Specially trained workers have been making trips into the repository in an effort to pinpoint the source of the release. Based on those trips, the focus has turned to a set of waste drums that came from Los Alamos National Laboratory.

Officials at the meeting reiterated the possibility that there may have been a chemical reaction inside the drums. They were then questioned about what would happen to that waste if it's deemed unsafe to store.

"If we find a problem with this waste stream, it's a chemistry problem," Blankenhorn said. The Los Alamos lab has "some of the best scientists in the world. It would be up to them to develop a path forward to give us treated, safe waste."

New Mexico Environment Secretary Ryan Flynn said the theory of a chemical reaction is based on limited knowledge, and he urged officials during the meeting not to withhold any information. Flynn said he's concerned the public will lose faith if federal officials change their story every couple of weeks about what might have happened.

"We need to know what happened. We absolutely need to know," he said. "But we need to make decisions based on facts."

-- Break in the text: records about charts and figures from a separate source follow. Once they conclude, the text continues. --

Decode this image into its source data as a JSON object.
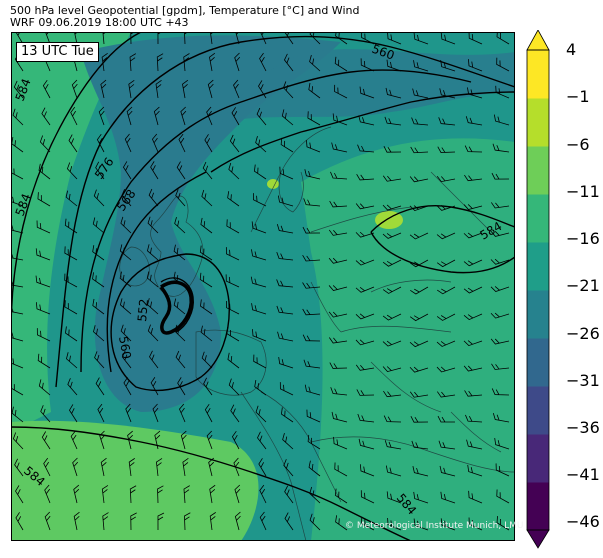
{
  "header": {
    "line1": "500 hPa level Geopotential [gpdm], Temperature [°C] and Wind",
    "line2": "WRF 09.06.2019 18:00 UTC +43"
  },
  "map": {
    "time_label": "13 UTC Tue",
    "credit": "© Meteorological Institute Munich, LMU",
    "contour_labels": [
      "584",
      "584",
      "576",
      "568",
      "560",
      "552",
      "560",
      "584",
      "584",
      "584"
    ],
    "fill_colors": [
      "#2a7b8e",
      "#1f968b",
      "#35b779",
      "#5ec962",
      "#a0da39"
    ]
  },
  "colorbar": {
    "labels": [
      "4",
      "−1",
      "−6",
      "−11",
      "−16",
      "−21",
      "−26",
      "−31",
      "−36",
      "−41",
      "−46"
    ],
    "colors": [
      "#440154",
      "#482878",
      "#3e4a89",
      "#31688e",
      "#26828e",
      "#1f9e89",
      "#35b779",
      "#6ece58",
      "#b5de2b",
      "#fde725"
    ]
  }
}
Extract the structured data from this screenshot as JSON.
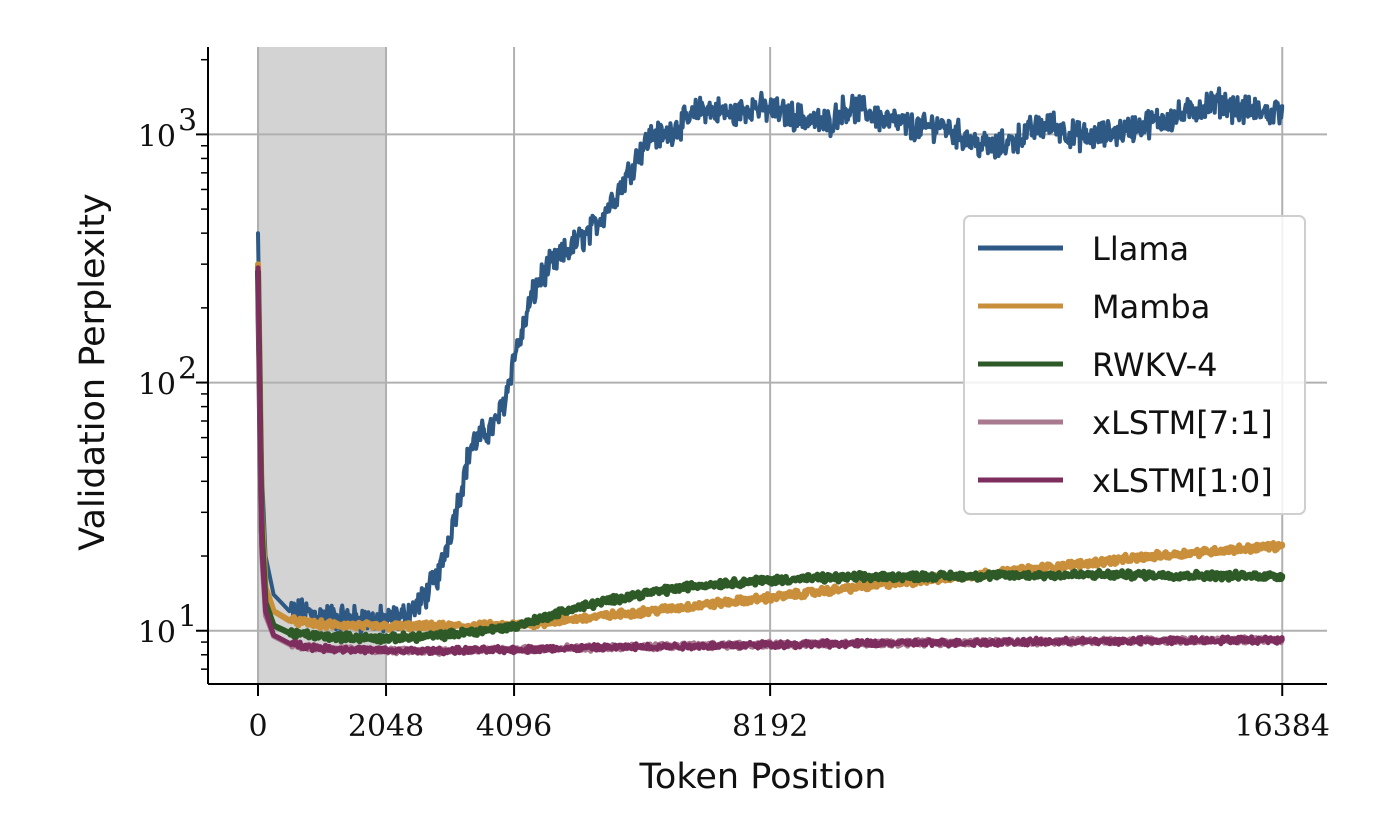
{
  "chart_data": {
    "type": "line",
    "xlabel": "Token Position",
    "ylabel": "Validation Perplexity",
    "xlim": [
      -800,
      17100
    ],
    "ylim": [
      6.1,
      2250
    ],
    "yscale": "log",
    "grid": true,
    "legend_position": "center-right",
    "x_ticks": [
      {
        "value": 0,
        "label": "0"
      },
      {
        "value": 2048,
        "label": "2048"
      },
      {
        "value": 4096,
        "label": "4096"
      },
      {
        "value": 8192,
        "label": "8192"
      },
      {
        "value": 16384,
        "label": "16384"
      }
    ],
    "y_ticks": [
      {
        "value": 10,
        "base": "10",
        "exp": "1"
      },
      {
        "value": 100,
        "base": "10",
        "exp": "2"
      },
      {
        "value": 1000,
        "base": "10",
        "exp": "3"
      }
    ],
    "shaded_region": {
      "x_start": 0,
      "x_end": 2048,
      "color": "#d3d3d3"
    },
    "series": [
      {
        "name": "Llama",
        "color": "#2e5985",
        "x": [
          0,
          30,
          60,
          120,
          250,
          500,
          1000,
          1500,
          2048,
          2300,
          2600,
          2900,
          3200,
          3400,
          3600,
          3800,
          3950,
          4100,
          4200,
          4350,
          4500,
          4700,
          4900,
          5100,
          5300,
          5500,
          5700,
          5900,
          6100,
          6300,
          6500,
          6700,
          6900,
          7100,
          7300,
          7600,
          7900,
          8200,
          8500,
          8800,
          9100,
          9400,
          9700,
          10000,
          10300,
          10600,
          10900,
          11200,
          11500,
          11800,
          12100,
          12400,
          12700,
          13000,
          13300,
          13600,
          13900,
          14200,
          14500,
          14800,
          15100,
          15400,
          15700,
          16000,
          16200,
          16384
        ],
        "values": [
          400,
          140,
          45,
          20,
          14,
          12,
          11.5,
          11.2,
          11,
          11.3,
          13,
          17,
          33,
          55,
          62,
          68,
          85,
          130,
          150,
          210,
          260,
          300,
          330,
          370,
          400,
          470,
          560,
          680,
          850,
          1000,
          980,
          1080,
          1150,
          1280,
          1250,
          1200,
          1300,
          1250,
          1200,
          1150,
          1100,
          1280,
          1250,
          1150,
          1100,
          1050,
          1100,
          1000,
          920,
          880,
          950,
          1050,
          1100,
          1000,
          970,
          1000,
          1050,
          1100,
          1150,
          1200,
          1300,
          1350,
          1250,
          1250,
          1200,
          1300
        ]
      },
      {
        "name": "Mamba",
        "color": "#c98f3a",
        "x": [
          0,
          30,
          60,
          120,
          250,
          500,
          1000,
          2048,
          3000,
          4096,
          5000,
          6000,
          7000,
          8192,
          9000,
          10000,
          11000,
          12000,
          13000,
          14000,
          15000,
          16384
        ],
        "values": [
          300,
          100,
          30,
          15,
          12,
          11,
          10.6,
          10.4,
          10.4,
          10.5,
          11.1,
          11.8,
          12.6,
          13.6,
          14.4,
          15.4,
          16.3,
          17.3,
          18.4,
          19.6,
          20.7,
          22
        ]
      },
      {
        "name": "RWKV-4",
        "color": "#2e5a27",
        "x": [
          0,
          30,
          60,
          120,
          250,
          500,
          1000,
          2048,
          3000,
          4096,
          5000,
          6000,
          7000,
          8000,
          9000,
          10000,
          11000,
          12000,
          13000,
          14000,
          15000,
          16384
        ],
        "values": [
          280,
          80,
          25,
          13,
          10.5,
          9.8,
          9.5,
          9.3,
          9.6,
          10.4,
          12.2,
          13.9,
          15.2,
          15.9,
          16.3,
          16.5,
          16.6,
          16.7,
          16.8,
          16.8,
          16.7,
          16.6
        ]
      },
      {
        "name": "xLSTM[7:1]",
        "color": "#a9798f",
        "x": [
          0,
          30,
          60,
          120,
          250,
          500,
          1000,
          2048,
          3000,
          4096,
          6000,
          8192,
          10000,
          12000,
          14000,
          16384
        ],
        "values": [
          260,
          70,
          20,
          11.5,
          9.5,
          8.8,
          8.5,
          8.3,
          8.3,
          8.4,
          8.6,
          8.8,
          8.9,
          9.0,
          9.1,
          9.2
        ]
      },
      {
        "name": "xLSTM[1:0]",
        "color": "#7d2e5f",
        "x": [
          0,
          30,
          60,
          120,
          250,
          500,
          1000,
          2048,
          3000,
          4096,
          6000,
          8192,
          10000,
          12000,
          14000,
          16384
        ],
        "values": [
          290,
          75,
          22,
          12,
          9.6,
          8.9,
          8.5,
          8.3,
          8.3,
          8.4,
          8.6,
          8.8,
          8.9,
          9.0,
          9.1,
          9.2
        ]
      }
    ]
  }
}
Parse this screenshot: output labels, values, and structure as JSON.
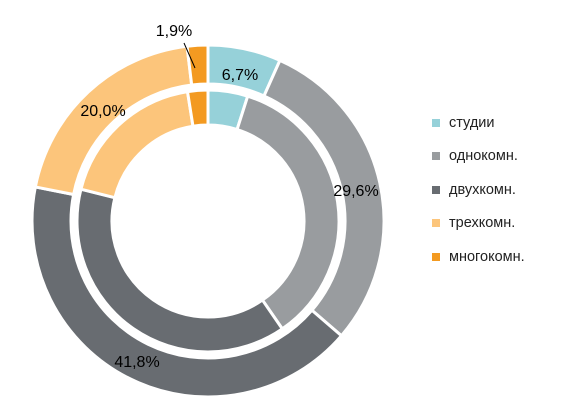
{
  "chart_data": {
    "type": "pie",
    "rings": [
      {
        "ring": "outer",
        "categories": [
          "студии",
          "однокомн.",
          "двухкомн.",
          "трехкомн.",
          "многокомн."
        ],
        "values": [
          6.7,
          29.6,
          41.8,
          20.0,
          1.9
        ]
      },
      {
        "ring": "inner",
        "categories": [
          "студии",
          "однокомн.",
          "двухкомн.",
          "трехкомн.",
          "многокомн."
        ],
        "values": [
          4.9,
          35.5,
          38.5,
          18.6,
          2.5
        ]
      }
    ],
    "data_labels": [
      "6,7%",
      "29,6%",
      "41,8%",
      "20,0%",
      "1,9%"
    ],
    "legend": {
      "position": "right",
      "items": [
        {
          "label": "студии",
          "color": "#96d1d9",
          "data_name": "legend-item-studios",
          "swatch_name": "legend-swatch-studios"
        },
        {
          "label": "однокомн.",
          "color": "#999c9f",
          "data_name": "legend-item-one-room",
          "swatch_name": "legend-swatch-one-room"
        },
        {
          "label": "двухкомн.",
          "color": "#686c71",
          "data_name": "legend-item-two-room",
          "swatch_name": "legend-swatch-two-room"
        },
        {
          "label": "трехкомн.",
          "color": "#fcc57b",
          "data_name": "legend-item-three-room",
          "swatch_name": "legend-swatch-three-room"
        },
        {
          "label": "многокомн.",
          "color": "#f39a21",
          "data_name": "legend-item-multi-room",
          "swatch_name": "legend-swatch-multi-room"
        }
      ]
    }
  }
}
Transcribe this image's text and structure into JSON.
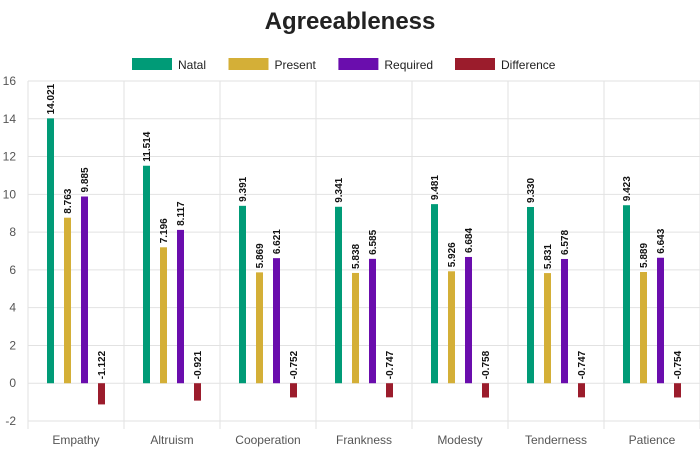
{
  "chart_data": {
    "type": "bar",
    "title": "Agreeableness",
    "categories": [
      "Empathy",
      "Altruism",
      "Cooperation",
      "Frankness",
      "Modesty",
      "Tenderness",
      "Patience"
    ],
    "series": [
      {
        "name": "Natal",
        "color": "#009b77",
        "values": [
          14.021,
          11.514,
          9.391,
          9.341,
          9.481,
          9.33,
          9.423
        ],
        "labels": [
          "14.021",
          "11.514",
          "9.391",
          "9.341",
          "9.481",
          "9.330",
          "9.423"
        ]
      },
      {
        "name": "Present",
        "color": "#d4af37",
        "values": [
          8.763,
          7.196,
          5.869,
          5.838,
          5.926,
          5.831,
          5.889
        ],
        "labels": [
          "8.763",
          "7.196",
          "5.869",
          "5.838",
          "5.926",
          "5.831",
          "5.889"
        ]
      },
      {
        "name": "Required",
        "color": "#6a0dad",
        "values": [
          9.885,
          8.117,
          6.621,
          6.585,
          6.684,
          6.578,
          6.643
        ],
        "labels": [
          "9.885",
          "8.117",
          "6.621",
          "6.585",
          "6.684",
          "6.578",
          "6.643"
        ]
      },
      {
        "name": "Difference",
        "color": "#9b1c2c",
        "values": [
          -1.122,
          -0.921,
          -0.752,
          -0.747,
          -0.758,
          -0.747,
          -0.754
        ],
        "labels": [
          "-1.122",
          "-0.921",
          "-0.752",
          "-0.747",
          "-0.758",
          "-0.747",
          "-0.754"
        ]
      }
    ],
    "ylim": [
      -2,
      16
    ],
    "yticks": [
      "-2",
      "0",
      "2",
      "4",
      "6",
      "8",
      "10",
      "12",
      "14",
      "16"
    ],
    "grid": true,
    "legend_position": "top"
  }
}
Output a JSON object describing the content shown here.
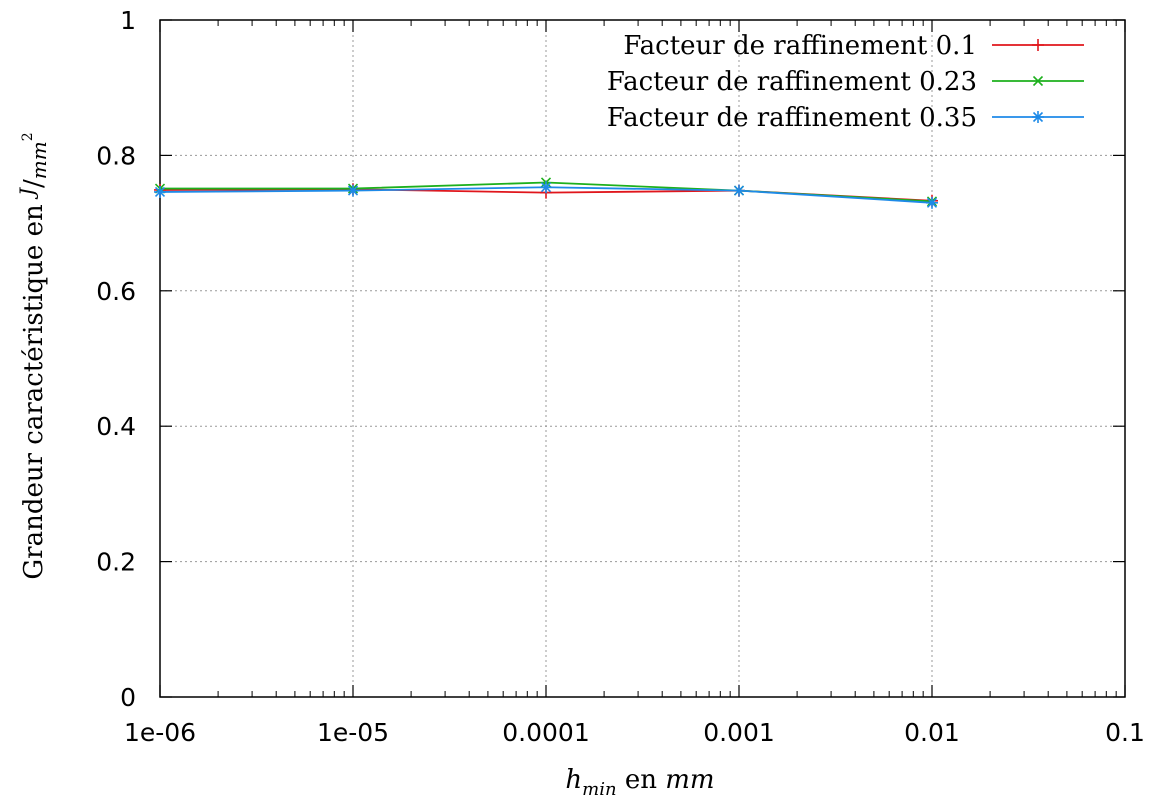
{
  "chart_data": {
    "type": "line",
    "x_scale": "log",
    "xlim": [
      1e-06,
      0.1
    ],
    "ylim": [
      0,
      1
    ],
    "grid": true,
    "legend_position": "top-right",
    "xlabel": {
      "h": "h",
      "sub": "min",
      "mid": " en ",
      "unit": "mm"
    },
    "ylabel": {
      "text": "Grandeur caractéristique en ",
      "unit_num": "J",
      "unit_den": "mm",
      "unit_exp": "2"
    },
    "x_tick_labels": [
      "1e-06",
      "1e-05",
      "0.0001",
      "0.001",
      "0.01",
      "0.1"
    ],
    "x_tick_values": [
      1e-06,
      1e-05,
      0.0001,
      0.001,
      0.01,
      0.1
    ],
    "y_tick_labels": [
      "0",
      "0.2",
      "0.4",
      "0.6",
      "0.8",
      "1"
    ],
    "y_tick_values": [
      0,
      0.2,
      0.4,
      0.6,
      0.8,
      1
    ],
    "series": [
      {
        "name": "Facteur de raffinement 0.1",
        "color": "#e0161c",
        "marker": "plus",
        "x": [
          1e-06,
          1e-05,
          0.0001,
          0.001,
          0.01
        ],
        "y": [
          0.749,
          0.75,
          0.745,
          0.748,
          0.733
        ]
      },
      {
        "name": "Facteur de raffinement 0.23",
        "color": "#1db01d",
        "marker": "cross",
        "x": [
          1e-06,
          1e-05,
          0.0001,
          0.001,
          0.01
        ],
        "y": [
          0.751,
          0.751,
          0.76,
          0.748,
          0.732
        ]
      },
      {
        "name": "Facteur de raffinement 0.35",
        "color": "#1e8ae8",
        "marker": "star",
        "x": [
          1e-06,
          1e-05,
          0.0001,
          0.001,
          0.01
        ],
        "y": [
          0.746,
          0.748,
          0.753,
          0.748,
          0.73
        ]
      }
    ]
  }
}
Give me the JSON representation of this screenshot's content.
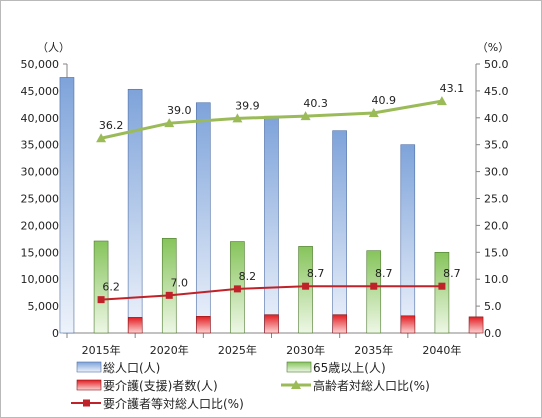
{
  "chart_data": {
    "type": "bar",
    "categories": [
      "2015年",
      "2020年",
      "2025年",
      "2030年",
      "2035年",
      "2040年"
    ],
    "left_axis": {
      "unit_label": "（人）",
      "ylim": [
        0,
        50000
      ],
      "ticks": [
        "0",
        "5,000",
        "10,000",
        "15,000",
        "20,000",
        "25,000",
        "30,000",
        "35,000",
        "40,000",
        "45,000",
        "50,000"
      ]
    },
    "right_axis": {
      "unit_label": "（%）",
      "ylim": [
        0,
        50
      ],
      "ticks": [
        "0.0",
        "5.0",
        "10.0",
        "15.0",
        "20.0",
        "25.0",
        "30.0",
        "35.0",
        "40.0",
        "45.0",
        "50.0"
      ]
    },
    "series": [
      {
        "name": "総人口(人)",
        "type": "bar",
        "axis": "left",
        "color": "#8fb0e0",
        "values": [
          47500,
          45300,
          42800,
          40300,
          37600,
          35000
        ]
      },
      {
        "name": "65歳以上(人)",
        "type": "bar",
        "axis": "left",
        "color": "#9ed07a",
        "values": [
          17100,
          17600,
          17000,
          16100,
          15300,
          15000
        ]
      },
      {
        "name": "要介護(支援)者数(人)",
        "type": "bar",
        "axis": "left",
        "color": "#e8383a",
        "values": [
          2900,
          3100,
          3400,
          3400,
          3200,
          3000
        ]
      },
      {
        "name": "高齢者対総人口比(%)",
        "type": "line",
        "axis": "right",
        "color": "#9bbb59",
        "marker": "triangle",
        "values": [
          36.2,
          39.0,
          39.9,
          40.3,
          40.9,
          43.1
        ],
        "labels": [
          "36.2",
          "39.0",
          "39.9",
          "40.3",
          "40.9",
          "43.1"
        ]
      },
      {
        "name": "要介護者等対総人口比(%)",
        "type": "line",
        "axis": "right",
        "color": "#c0222a",
        "marker": "square",
        "values": [
          6.2,
          7.0,
          8.2,
          8.7,
          8.7,
          8.7
        ],
        "labels": [
          "6.2",
          "7.0",
          "8.2",
          "8.7",
          "8.7",
          "8.7"
        ]
      }
    ],
    "legend_position": "bottom",
    "grid": false
  }
}
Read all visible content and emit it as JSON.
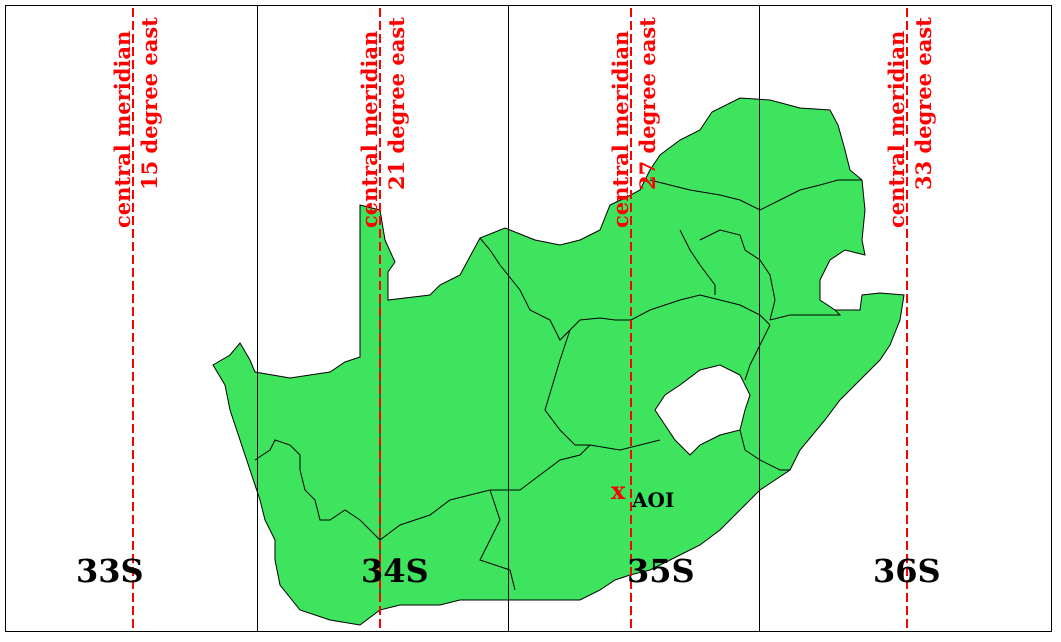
{
  "colors": {
    "land": "#3ee45e",
    "meridian": "#ff0000",
    "grid": "#000000",
    "marker": "#ff0000"
  },
  "meridians": [
    {
      "line1": "central meridian",
      "line2": "15 degree east"
    },
    {
      "line1": "central meridian",
      "line2": "21 degree east"
    },
    {
      "line1": "central meridian",
      "line2": "27 degree east"
    },
    {
      "line1": "central meridian",
      "line2": "33 degree east"
    }
  ],
  "zones": [
    "33S",
    "34S",
    "35S",
    "36S"
  ],
  "aoi": {
    "marker": "x",
    "label": "AOI"
  }
}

WIPP and Department of Energy officials vowed to continue to update the public on the recovery process and to keep the safety of their workers and the public in the forefront.

Officials have pointed to safety as the reason they decided earlier this month to halt shipments from Los Alamos to a temporary storage facility in West Texas. The shipments had been going on for about a month due to the closure of the plant.

Los Alamos is under a tight deadline to get the plutonium-contaminated waste off its northern New Mexico campus before wildfire season peaks. The state of New Mexico pressured the lab to hasten the cleanup after a massive wildfire in 2011 lapped at the edges of lab property.

Lab Director Charlie McMillan said Thursday during a news conference in Albuquerque that the recent developments "are very much a cause for concern." But he said it was too soon to tell if they will have any effect on the lab's ability to meet the state's deadline.